Fair market price verification and compliance ledger check for Ultrasound Diagnostic: Thyroid / Soft Tissue Neck. This national medical baseline tracking benchmark is optimized for regional healthcare billing transparency audits.

* Benchmark estimate calculated based on geographic medians and statutory healthcare compliance standards.
Regional Fair Price
$310.00
Maximum recommended reimbursement baseline

Regional Pricing Compliance & Statutory Audit Standards

Analyzing systemic hospital invoice structures across the Low Moor (VIRGINIA) metropolitan zone uncovers recurring overcharge metrics that heavily impact out-of-pocket patient liability. State-level healthcare transparency reports show that standard patient statements inside Virginia contain severe upcoding errors, hidden facility fees, and duplicate tracking entries.

Focus analysis on tracking entries for CPT 76536 (Ultrasound Diagnostic: Thyroid / Soft Tissue Neck) performed at Local Facility reveals that automated billing software regularly unbundles globally approved clinical care packages. While the verified national median compliance baseline for this service settles at $310.00, unadjusted hospital invoices within the Low Moor district routinely spike, fluctuating dynamically between $418.50 up to an extreme ceiling of $821.50. Submitting an account audit based on this regional spread effectively shifts the legal burden of proof back onto the medical center's billing department.

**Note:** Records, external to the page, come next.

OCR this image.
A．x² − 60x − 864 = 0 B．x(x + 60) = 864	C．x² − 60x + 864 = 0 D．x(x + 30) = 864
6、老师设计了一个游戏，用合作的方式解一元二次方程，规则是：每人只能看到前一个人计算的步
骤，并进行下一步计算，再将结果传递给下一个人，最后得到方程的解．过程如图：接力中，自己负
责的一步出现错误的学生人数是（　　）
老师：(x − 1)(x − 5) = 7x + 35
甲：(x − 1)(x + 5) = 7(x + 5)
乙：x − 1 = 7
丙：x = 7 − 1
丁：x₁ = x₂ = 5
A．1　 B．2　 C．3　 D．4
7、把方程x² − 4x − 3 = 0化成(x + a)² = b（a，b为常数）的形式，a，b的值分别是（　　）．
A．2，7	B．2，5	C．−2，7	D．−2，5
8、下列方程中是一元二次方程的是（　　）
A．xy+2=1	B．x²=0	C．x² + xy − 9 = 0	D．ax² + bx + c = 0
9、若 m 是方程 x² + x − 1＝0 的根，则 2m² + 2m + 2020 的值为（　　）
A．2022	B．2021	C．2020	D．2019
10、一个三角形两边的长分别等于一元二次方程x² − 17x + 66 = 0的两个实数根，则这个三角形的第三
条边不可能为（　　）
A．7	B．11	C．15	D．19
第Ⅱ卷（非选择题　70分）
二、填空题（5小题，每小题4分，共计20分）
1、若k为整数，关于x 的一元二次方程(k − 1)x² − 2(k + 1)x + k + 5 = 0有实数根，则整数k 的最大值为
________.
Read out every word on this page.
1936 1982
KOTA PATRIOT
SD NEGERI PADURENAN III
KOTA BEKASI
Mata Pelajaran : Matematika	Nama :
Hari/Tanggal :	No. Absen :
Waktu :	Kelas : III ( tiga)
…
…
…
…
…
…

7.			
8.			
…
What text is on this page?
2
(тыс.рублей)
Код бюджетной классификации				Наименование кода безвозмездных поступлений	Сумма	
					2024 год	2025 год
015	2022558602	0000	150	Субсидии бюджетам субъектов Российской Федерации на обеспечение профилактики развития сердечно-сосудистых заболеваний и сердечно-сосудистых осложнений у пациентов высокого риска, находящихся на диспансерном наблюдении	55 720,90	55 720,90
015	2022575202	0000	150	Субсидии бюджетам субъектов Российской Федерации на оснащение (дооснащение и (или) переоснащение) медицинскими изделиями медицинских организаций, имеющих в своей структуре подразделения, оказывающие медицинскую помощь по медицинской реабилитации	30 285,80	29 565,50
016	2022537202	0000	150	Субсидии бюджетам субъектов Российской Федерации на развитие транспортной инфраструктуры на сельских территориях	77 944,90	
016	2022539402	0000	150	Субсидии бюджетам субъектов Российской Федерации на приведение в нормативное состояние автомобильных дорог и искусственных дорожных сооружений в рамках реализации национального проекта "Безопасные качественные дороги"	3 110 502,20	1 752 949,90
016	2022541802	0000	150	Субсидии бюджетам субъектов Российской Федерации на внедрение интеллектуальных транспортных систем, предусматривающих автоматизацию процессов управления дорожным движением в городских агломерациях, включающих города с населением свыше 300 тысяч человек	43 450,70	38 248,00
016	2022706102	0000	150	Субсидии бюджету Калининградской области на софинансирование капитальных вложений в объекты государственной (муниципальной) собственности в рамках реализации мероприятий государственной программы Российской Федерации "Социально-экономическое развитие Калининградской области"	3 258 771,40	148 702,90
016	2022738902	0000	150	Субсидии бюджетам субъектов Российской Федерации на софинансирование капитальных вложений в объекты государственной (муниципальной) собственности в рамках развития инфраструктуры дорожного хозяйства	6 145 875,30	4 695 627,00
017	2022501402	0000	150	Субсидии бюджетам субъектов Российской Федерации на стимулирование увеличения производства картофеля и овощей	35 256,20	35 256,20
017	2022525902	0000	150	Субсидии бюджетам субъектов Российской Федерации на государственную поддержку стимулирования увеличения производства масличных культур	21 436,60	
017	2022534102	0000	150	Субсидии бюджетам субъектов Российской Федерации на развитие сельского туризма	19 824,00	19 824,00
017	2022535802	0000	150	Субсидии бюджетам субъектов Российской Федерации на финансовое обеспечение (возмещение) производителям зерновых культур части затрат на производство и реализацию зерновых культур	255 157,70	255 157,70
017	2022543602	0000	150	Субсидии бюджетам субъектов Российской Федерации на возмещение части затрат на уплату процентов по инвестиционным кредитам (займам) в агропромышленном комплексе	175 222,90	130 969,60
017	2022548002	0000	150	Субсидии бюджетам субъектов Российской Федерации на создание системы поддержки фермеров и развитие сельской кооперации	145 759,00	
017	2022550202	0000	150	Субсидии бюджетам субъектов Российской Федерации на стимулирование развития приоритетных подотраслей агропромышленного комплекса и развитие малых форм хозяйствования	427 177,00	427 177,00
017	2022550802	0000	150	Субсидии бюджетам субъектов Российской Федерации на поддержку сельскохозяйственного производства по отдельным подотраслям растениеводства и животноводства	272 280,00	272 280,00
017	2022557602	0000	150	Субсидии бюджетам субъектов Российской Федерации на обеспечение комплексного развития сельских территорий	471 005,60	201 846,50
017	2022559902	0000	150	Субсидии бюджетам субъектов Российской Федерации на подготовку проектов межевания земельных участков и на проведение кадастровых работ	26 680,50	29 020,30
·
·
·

To establish a defensible foundation for an official billing adjustment, consumers must leverage the Fair Debt Collection Practices Act (FDCPA) consumer credit protection codes as well as the consumer compliance guidelines locked within Section 2799B-6 of the Public Health Service Act (Federal No Surprises Act). Medical groups enforce strict timely filing windows, providing a maximum regulatory limitation of 160 days before the account balance is authorized for hostile transfer to external collection agencies. Take immediate, data-backed control of your medical debt by executing a localized compliance check against our secure regional database right now.